La Corte di cassazione, con la sentenza n. 19348 del 15 luglio 2024, ha deciso che il lavoratore a termine può manifestare il diritto di precedenza anche nel corso della vigenza del contratto a tempo determinato.

Nel caso preso in esame dalla Suprema Corte, una lavoratrice aveva intrattenuto diversi rapporti di lavoro a termine con lo stesso datore di lavoro.

Durante la vigenza dell’ultimo contratto a termine ha chiesto di esercitare il diritto di precedenza che il datore di lavoro invece gli ha negato perché il rapporto era ancora in essere.

La lavoratrice si è così rivolta al Tribunale del lavoro, il quale ha rigettato il ricorso.
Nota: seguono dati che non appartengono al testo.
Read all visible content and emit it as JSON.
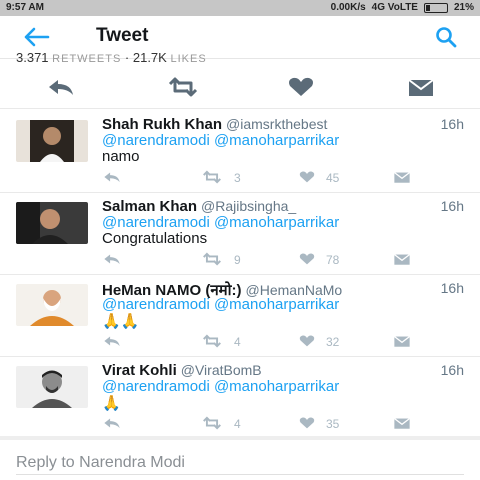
{
  "status": {
    "time": "9:57 AM",
    "net": "0.00K/s",
    "network": "4G VoLTE",
    "battery": "21%"
  },
  "header": {
    "title": "Tweet"
  },
  "stats": {
    "retweets": "3,371",
    "retweets_label": "RETWEETS",
    "likes": "21.7K",
    "likes_label": "LIKES"
  },
  "tweets": [
    {
      "name": "Shah Rukh Khan",
      "handle": "@iamsrkthebest",
      "time": "16h",
      "mentions": "@narendramodi @manoharparrikar",
      "text": "namo",
      "retweets": "3",
      "likes": "45"
    },
    {
      "name": "Salman Khan",
      "handle": "@Rajibsingha_",
      "time": "16h",
      "mentions": "@narendramodi @manoharparrikar",
      "text": "Congratulations",
      "retweets": "9",
      "likes": "78"
    },
    {
      "name": "HeMan NAMO (नमो:)",
      "handle": "@HemanNaMo",
      "time": "16h",
      "mentions": "@narendramodi @manoharparrikar",
      "text": "🙏🙏",
      "retweets": "4",
      "likes": "32"
    },
    {
      "name": "Virat Kohli",
      "handle": "@ViratBomB",
      "time": "16h",
      "mentions": "@narendramodi @manoharparrikar",
      "text": "🙏",
      "retweets": "4",
      "likes": "35"
    }
  ],
  "reply": {
    "placeholder": "Reply to Narendra Modi"
  },
  "colors": {
    "accent": "#1da1f2",
    "icon": "#5b6b78",
    "muted": "#aab8c2"
  }
}
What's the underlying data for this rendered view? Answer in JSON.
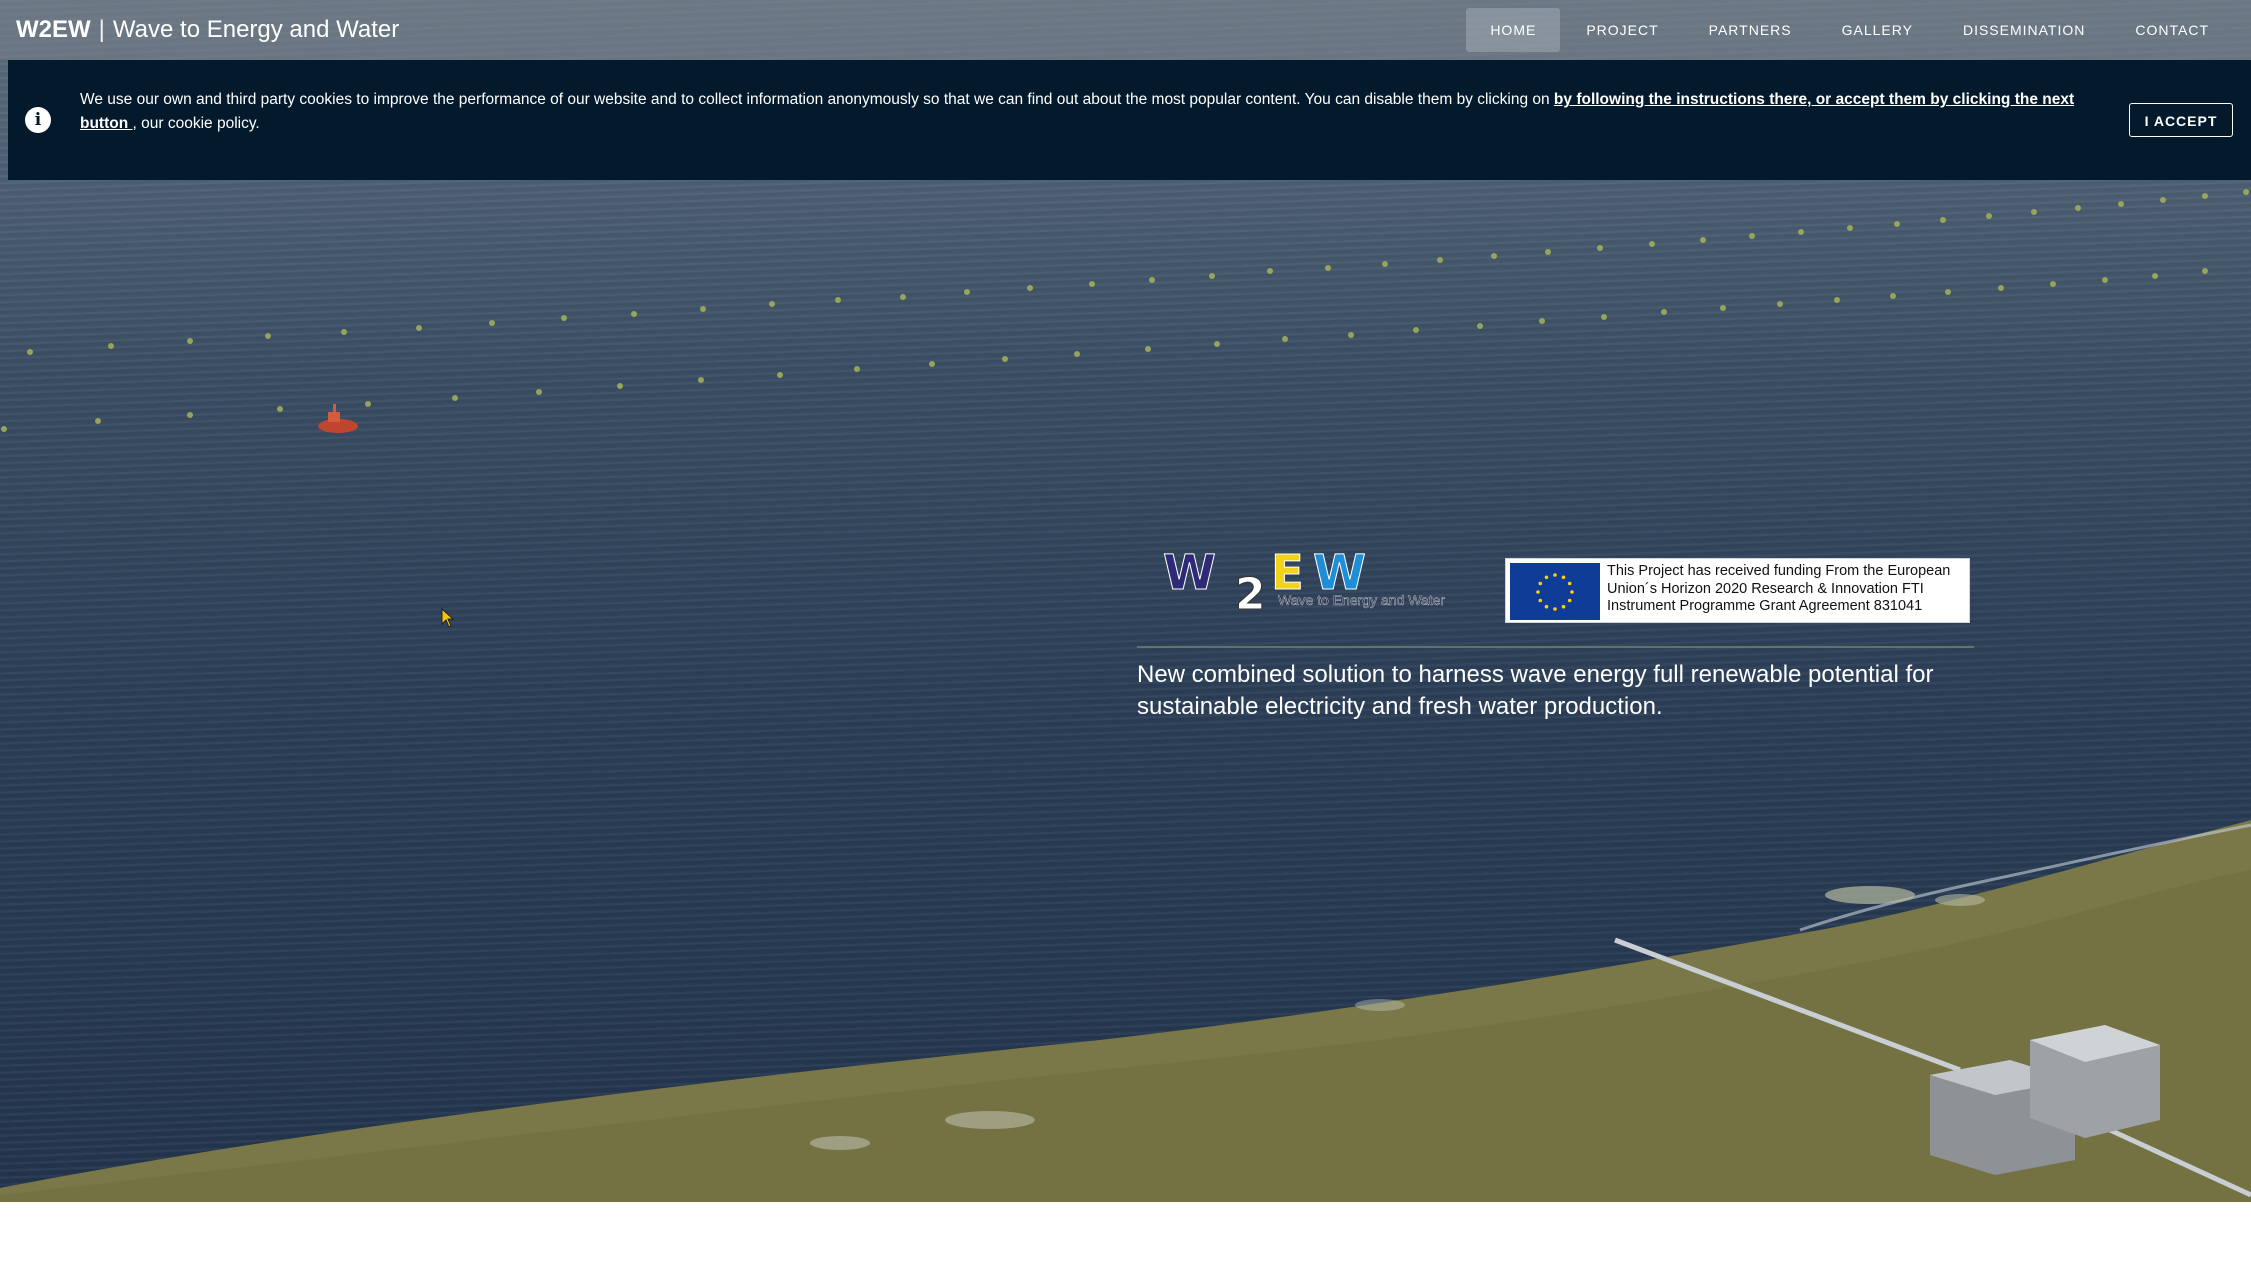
{
  "header": {
    "brand_short": "W2EW",
    "brand_separator": "|",
    "brand_full": "Wave to Energy and Water"
  },
  "nav": {
    "items": [
      {
        "label": "HOME",
        "active": true
      },
      {
        "label": "PROJECT"
      },
      {
        "label": "PARTNERS"
      },
      {
        "label": "GALLERY"
      },
      {
        "label": "DISSEMINATION"
      },
      {
        "label": "CONTACT"
      }
    ]
  },
  "cookie": {
    "icon": "info-icon",
    "text_before": "We use our own and third party cookies to improve the performance of our website and to collect information anonymously so that we can find out about the most popular content. You can disable them by clicking on ",
    "link_text": "by following the instructions there, or accept them by clicking the next button ",
    "text_after": ", our cookie policy.",
    "accept_label": "I ACCEPT"
  },
  "hero": {
    "logo": {
      "wordmark": "W2EW",
      "subtitle": "Wave to Energy and Water",
      "colors": {
        "w": "#2e2a78",
        "two": "#ffffff",
        "e": "#f2d21b",
        "w2": "#1e8fd6"
      }
    },
    "eu_funding_text": "This Project has received funding From the European Union´s Horizon 2020 Research & Innovation FTI Instrument Programme Grant Agreement 831041",
    "tagline": "New combined solution to harness wave energy full renewable potential for sustainable electricity and fresh water production."
  },
  "colors": {
    "cookie_bg": "#021a2c",
    "sea": "#2b3e56",
    "land": "#7c7a45"
  }
}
Rigetto confermato anche dalla Corte d’appello che ha ritenuto decaduta la lavoratrice dal diritto di precedenza per tardiva manifestazione della volontà rispetto alla cessazione del primo contratto.
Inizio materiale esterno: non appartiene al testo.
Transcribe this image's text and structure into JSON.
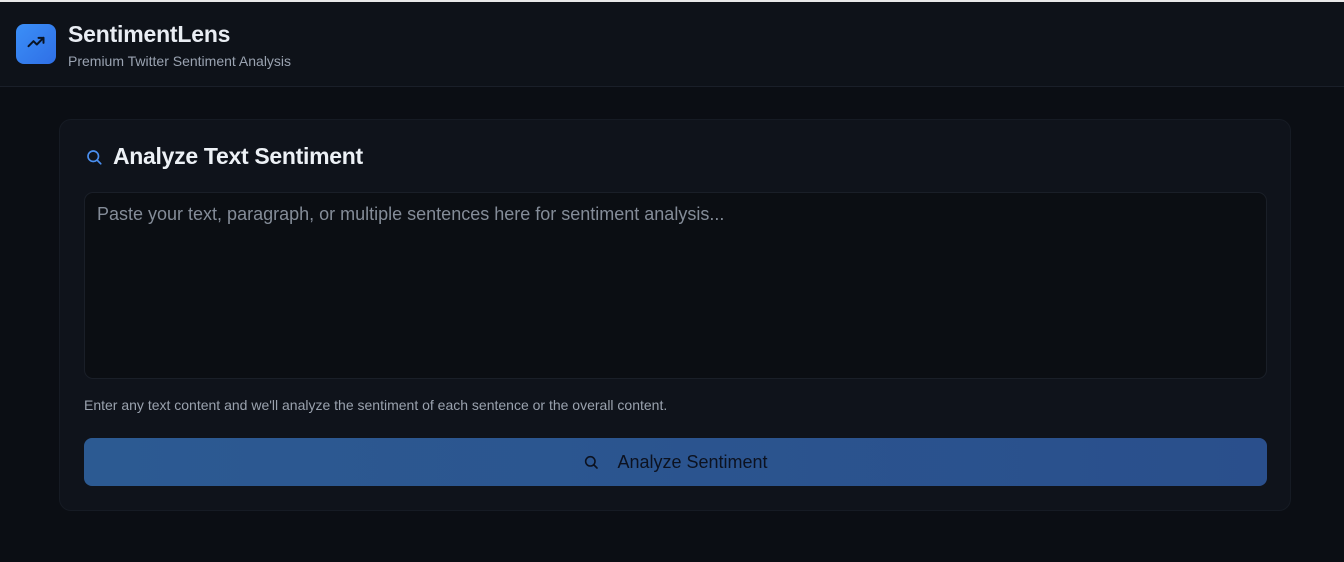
{
  "header": {
    "app_name": "SentimentLens",
    "tagline": "Premium Twitter Sentiment Analysis",
    "logo_icon": "trending-up-icon"
  },
  "analyzer": {
    "title": "Analyze Text Sentiment",
    "title_icon": "search-icon",
    "input": {
      "value": "",
      "placeholder": "Paste your text, paragraph, or multiple sentences here for sentiment analysis..."
    },
    "hint": "Enter any text content and we'll analyze the sentiment of each sentence or the overall content.",
    "submit_label": "Analyze Sentiment",
    "submit_icon": "search-icon"
  },
  "colors": {
    "background": "#0b0e14",
    "accent": "#3b8ff7",
    "button": "#2c5a92"
  }
}
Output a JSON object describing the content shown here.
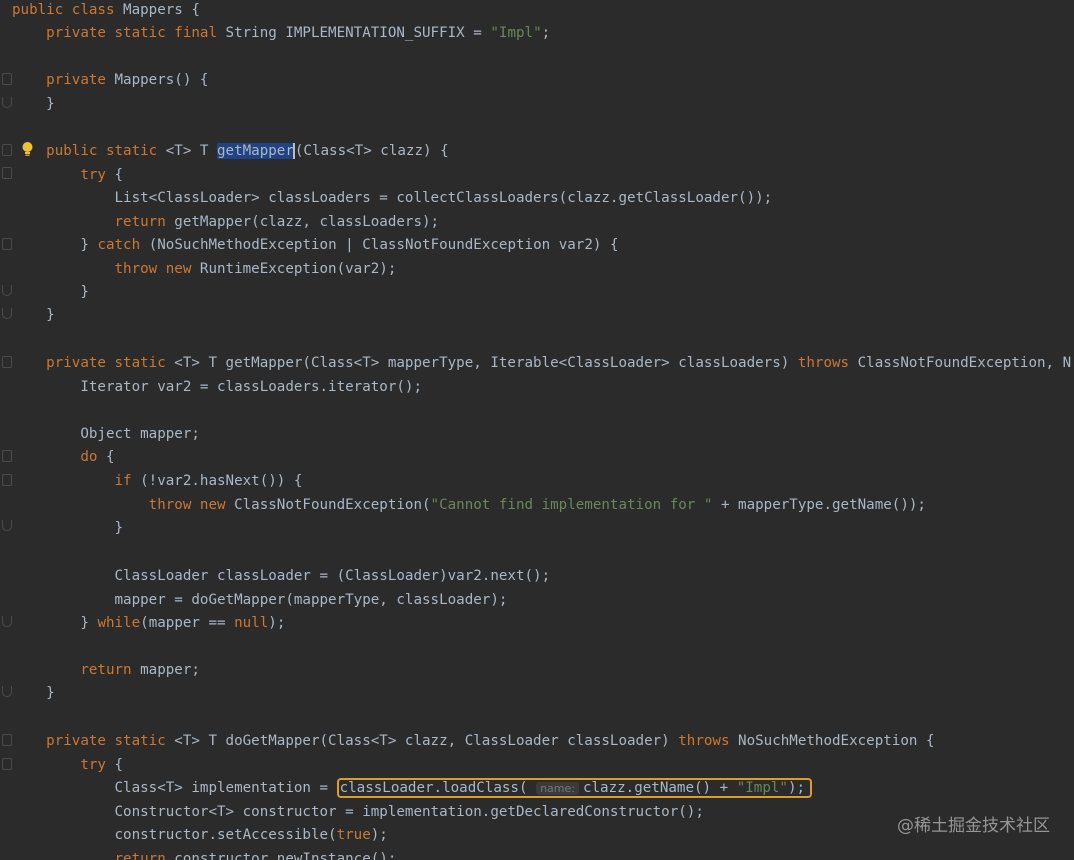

Si è così giunti al terzo grado di giudizio dove la Corte di cassazione non ha condiviso il ragionamento dei giudici di merito e ha accolto il ricorso della lavoratrice.

Secondo la Suprema Corte, la norma (nel caso di specie prevista dal Dlgs 368/2001, ora abrogato, ma traslata con un contenuto simile nel Dlgs 81/2015) ha previsto solo un termine (entro sei mesi dalla cessazione del contratto a termine), c.d. dies ad quem, entro il quale manifestare la volontà di voler fruire del diritto di precedenza, ma non un termine dal quale detta manifestazione può avvenire (c.d. dies a quo).

Infatti, l’altro termine previsto dalla norma (12 mesi dalla data di cessazione del rapporto a termine) si riferisce unicamente alla decadenza del diritto, ossia la scadenza entro la quale deve essere esercitato il diritto di precedenza nelle assunzioni a tempo indeterminato.

In conclusione, nulla vieta al lavoratore a termine di manifestare per iscritto la propria volontà anche quando il rapporto di lavoro a tempo determinato è ancora vigente.